Reconocimientos y bienes materiales, intercambio, deuda y don, se conjugan en el compromiso, la caja compensatoria que fortalece la unidad social, siempre que se quiera que sean las almas y no sólo los cuerpos quienes se presenten en la puerta de la empresa.
La religión nos lo enseña, los militares lo han comprendido, los conquistadores lo han sufrido, las empresas lo padecen. Siempre que pretendamos evitar el divorcio.
[1] Claude Levy Strauss, Las estructuras elementales del parentesco (ver capítulo 1).
[2] Laura Restrepo, en su novela Delirio, describe maravillosamente bien el sistema de sobornos.

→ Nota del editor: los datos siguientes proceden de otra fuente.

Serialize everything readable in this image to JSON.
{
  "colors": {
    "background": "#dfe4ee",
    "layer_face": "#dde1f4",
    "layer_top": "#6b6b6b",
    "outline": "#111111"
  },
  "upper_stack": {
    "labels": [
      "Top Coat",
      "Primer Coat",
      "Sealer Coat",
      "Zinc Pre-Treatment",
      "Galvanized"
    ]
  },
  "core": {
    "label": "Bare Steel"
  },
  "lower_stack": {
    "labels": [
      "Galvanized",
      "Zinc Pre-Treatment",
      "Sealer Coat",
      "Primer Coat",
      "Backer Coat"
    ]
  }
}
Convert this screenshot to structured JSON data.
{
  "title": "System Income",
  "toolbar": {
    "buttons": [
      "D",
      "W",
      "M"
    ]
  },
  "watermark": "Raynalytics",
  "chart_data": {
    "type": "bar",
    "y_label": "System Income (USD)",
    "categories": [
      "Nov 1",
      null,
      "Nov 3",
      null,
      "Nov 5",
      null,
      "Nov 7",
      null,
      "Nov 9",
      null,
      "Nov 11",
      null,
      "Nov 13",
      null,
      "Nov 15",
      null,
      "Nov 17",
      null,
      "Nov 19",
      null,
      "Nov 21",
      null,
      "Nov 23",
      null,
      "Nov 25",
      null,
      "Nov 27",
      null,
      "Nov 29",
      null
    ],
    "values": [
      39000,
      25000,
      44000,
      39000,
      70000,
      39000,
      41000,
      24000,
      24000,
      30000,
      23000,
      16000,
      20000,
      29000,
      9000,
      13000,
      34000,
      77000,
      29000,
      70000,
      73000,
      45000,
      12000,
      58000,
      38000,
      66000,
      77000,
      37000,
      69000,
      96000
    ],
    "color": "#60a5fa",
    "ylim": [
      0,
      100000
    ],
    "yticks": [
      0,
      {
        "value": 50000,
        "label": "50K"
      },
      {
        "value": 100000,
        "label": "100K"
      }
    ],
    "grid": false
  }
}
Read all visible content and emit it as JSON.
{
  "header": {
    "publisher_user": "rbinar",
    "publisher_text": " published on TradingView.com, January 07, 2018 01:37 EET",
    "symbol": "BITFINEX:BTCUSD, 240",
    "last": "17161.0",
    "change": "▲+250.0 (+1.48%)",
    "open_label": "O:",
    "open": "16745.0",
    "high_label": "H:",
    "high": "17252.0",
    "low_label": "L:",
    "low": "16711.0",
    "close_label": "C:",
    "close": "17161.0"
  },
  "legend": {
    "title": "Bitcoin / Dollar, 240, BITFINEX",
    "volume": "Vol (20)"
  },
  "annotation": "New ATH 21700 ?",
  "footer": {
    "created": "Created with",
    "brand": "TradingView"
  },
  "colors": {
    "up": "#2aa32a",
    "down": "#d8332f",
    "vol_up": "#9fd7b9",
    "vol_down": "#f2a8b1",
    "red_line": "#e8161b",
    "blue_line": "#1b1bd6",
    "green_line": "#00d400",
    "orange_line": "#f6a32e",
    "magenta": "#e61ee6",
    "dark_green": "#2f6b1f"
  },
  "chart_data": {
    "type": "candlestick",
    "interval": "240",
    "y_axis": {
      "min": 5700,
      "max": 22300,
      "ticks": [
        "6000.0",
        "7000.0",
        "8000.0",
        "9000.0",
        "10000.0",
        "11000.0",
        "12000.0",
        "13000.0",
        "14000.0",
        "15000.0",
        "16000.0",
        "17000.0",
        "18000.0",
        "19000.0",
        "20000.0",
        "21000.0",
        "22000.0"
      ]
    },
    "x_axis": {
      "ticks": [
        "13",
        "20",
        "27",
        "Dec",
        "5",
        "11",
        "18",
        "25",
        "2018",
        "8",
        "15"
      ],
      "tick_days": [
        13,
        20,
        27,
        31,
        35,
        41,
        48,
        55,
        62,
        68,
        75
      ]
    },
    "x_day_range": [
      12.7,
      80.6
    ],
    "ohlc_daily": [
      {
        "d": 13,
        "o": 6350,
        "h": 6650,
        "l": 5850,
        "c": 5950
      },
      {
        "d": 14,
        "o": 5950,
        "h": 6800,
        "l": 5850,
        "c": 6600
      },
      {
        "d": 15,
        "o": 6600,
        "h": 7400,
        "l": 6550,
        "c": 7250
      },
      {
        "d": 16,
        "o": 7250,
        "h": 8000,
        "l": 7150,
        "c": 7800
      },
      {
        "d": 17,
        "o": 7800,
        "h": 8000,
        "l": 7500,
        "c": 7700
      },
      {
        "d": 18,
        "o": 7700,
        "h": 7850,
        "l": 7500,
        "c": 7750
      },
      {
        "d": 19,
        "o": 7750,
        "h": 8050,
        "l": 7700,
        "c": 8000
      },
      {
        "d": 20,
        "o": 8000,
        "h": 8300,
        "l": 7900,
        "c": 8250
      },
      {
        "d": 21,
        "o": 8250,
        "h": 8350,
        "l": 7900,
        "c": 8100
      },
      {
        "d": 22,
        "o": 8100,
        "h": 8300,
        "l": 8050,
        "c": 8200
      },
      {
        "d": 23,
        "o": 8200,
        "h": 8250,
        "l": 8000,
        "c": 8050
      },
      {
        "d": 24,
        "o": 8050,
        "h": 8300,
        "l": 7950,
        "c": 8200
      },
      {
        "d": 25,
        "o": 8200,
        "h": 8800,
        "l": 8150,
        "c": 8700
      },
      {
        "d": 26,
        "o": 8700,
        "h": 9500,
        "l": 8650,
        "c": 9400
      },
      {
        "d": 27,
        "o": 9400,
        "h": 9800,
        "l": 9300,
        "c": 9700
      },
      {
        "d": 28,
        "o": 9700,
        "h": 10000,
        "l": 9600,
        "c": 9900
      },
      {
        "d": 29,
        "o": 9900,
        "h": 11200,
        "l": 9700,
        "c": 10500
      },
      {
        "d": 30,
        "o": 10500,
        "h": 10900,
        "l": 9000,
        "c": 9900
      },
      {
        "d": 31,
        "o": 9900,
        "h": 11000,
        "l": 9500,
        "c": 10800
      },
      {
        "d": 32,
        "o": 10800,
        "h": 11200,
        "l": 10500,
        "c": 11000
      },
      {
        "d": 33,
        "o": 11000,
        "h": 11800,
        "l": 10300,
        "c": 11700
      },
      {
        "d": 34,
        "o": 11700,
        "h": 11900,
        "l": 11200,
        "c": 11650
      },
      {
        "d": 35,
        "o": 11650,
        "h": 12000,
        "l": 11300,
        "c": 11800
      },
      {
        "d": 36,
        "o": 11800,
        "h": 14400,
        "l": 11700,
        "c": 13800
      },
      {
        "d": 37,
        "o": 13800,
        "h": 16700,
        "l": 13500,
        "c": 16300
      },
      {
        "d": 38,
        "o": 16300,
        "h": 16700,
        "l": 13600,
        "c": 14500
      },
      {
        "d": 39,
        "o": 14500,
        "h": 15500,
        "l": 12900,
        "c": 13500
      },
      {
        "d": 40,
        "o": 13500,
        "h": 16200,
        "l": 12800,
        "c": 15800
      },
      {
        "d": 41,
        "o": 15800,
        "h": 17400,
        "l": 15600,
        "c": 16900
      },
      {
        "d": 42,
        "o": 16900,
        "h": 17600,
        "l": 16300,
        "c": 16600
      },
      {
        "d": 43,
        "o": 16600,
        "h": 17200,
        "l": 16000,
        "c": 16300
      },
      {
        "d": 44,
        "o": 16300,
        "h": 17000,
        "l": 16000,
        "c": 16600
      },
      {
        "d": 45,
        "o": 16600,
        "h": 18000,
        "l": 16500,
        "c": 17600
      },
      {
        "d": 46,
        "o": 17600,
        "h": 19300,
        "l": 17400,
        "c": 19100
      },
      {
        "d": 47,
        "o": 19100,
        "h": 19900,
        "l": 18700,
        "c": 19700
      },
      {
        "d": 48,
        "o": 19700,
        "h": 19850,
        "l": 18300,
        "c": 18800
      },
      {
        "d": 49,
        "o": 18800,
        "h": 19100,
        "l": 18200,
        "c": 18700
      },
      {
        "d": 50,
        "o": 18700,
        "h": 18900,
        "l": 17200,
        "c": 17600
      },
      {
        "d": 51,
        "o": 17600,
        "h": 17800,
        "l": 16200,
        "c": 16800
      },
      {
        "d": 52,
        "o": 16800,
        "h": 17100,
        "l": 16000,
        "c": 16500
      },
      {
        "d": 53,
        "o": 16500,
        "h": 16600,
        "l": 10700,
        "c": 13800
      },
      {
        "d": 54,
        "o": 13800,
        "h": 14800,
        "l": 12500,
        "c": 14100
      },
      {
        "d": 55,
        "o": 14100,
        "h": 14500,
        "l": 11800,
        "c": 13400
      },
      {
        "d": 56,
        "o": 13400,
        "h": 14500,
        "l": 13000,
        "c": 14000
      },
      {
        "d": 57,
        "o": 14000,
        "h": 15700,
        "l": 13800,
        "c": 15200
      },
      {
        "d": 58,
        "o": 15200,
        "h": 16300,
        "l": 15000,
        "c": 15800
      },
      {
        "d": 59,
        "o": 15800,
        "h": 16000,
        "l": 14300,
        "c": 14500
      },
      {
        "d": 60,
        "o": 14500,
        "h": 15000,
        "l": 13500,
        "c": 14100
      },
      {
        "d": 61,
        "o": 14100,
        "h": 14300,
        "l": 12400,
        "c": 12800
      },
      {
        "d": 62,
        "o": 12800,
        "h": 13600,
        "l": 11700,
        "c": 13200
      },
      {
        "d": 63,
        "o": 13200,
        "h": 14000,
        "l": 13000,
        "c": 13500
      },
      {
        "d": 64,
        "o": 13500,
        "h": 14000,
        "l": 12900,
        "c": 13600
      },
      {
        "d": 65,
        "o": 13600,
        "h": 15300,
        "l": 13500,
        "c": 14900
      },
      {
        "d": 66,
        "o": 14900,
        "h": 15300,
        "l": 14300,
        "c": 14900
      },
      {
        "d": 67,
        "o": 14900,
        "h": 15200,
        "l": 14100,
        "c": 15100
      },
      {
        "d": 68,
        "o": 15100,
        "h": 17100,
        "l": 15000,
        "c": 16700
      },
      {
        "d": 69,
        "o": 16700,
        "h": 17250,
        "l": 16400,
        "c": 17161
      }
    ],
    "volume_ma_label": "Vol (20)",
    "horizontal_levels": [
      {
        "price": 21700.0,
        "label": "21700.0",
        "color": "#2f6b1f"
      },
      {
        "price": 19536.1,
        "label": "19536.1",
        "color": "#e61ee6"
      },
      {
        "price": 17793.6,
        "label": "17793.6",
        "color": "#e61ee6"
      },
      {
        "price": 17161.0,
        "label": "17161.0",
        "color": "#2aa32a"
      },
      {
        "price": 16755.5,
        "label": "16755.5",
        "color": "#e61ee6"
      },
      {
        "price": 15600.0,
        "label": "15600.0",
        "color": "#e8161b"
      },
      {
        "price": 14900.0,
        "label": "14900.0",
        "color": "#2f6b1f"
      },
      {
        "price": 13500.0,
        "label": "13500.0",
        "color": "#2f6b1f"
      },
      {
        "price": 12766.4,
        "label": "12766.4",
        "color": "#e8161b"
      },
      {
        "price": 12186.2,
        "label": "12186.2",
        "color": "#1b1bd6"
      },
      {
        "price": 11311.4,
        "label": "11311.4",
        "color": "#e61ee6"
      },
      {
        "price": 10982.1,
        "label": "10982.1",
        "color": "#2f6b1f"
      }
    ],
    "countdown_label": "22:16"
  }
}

[3] http://etimologias.dechile.net/?misa
[4] Si bien el concepto fue introducido por primera vez por Edgar Schein, ha tenido un nuevo renacer con los estudios de Rousseau en la década del 90 con un estudio sobre contratos idiosincráticos (I-deals), que fue premiado.
[5] Luis Karpf siempre enseña: “el contrato psicológico lo paga el jefe”.
[6] Para entender más de este tema, sugiero leer un libro de Rosabeth Moss Kanter que investiga los mecanismos que sostuvieron a las comunidades utópicas de la costa oeste americana en el siglo XIX: Compromiso y comunidad: comunas y utopías desde una perspectiva sociológica. De allí se pueden sacar lecciones interesantísimas sobre trabajo en equipo.
[7] Henry Mintzberg en “Power in and around organizations”, analiza los mecanismos centrípetos de la ideología. Varios años antes, en su clásico “Structuring in five”, luego de enumerar las 5 configuraciones básicas que adoptan las organizaciones, decía avizorar el surgimiento de una nueva configuración que llamó “Misionaria” donde su centro es un sexto componente en el diseño: la ideología.
[8] Murakami, en su trilogía 1Q84, se interna en la dinámica del secreto de una oscura secta y el modelo de anillos concéntricos de poder que rodean al líder, mostrando de modo realista y doloroso cómo la organización se corrompe.
[9] Algo similar sucede en la serie Homeland con el soldado norteamericano Brody, que regresa convertido al Islam. El fantasma de Occidente es hoy el musulmán, que reemplaza al rol del soviético y al oriental de ojos rasgados, como enemigos que lavan el cerebro de su pobre gente.
[10] En la lectura que hace Kojeve de la oscura Dialéctica del amo y del esclavo, en Hegel.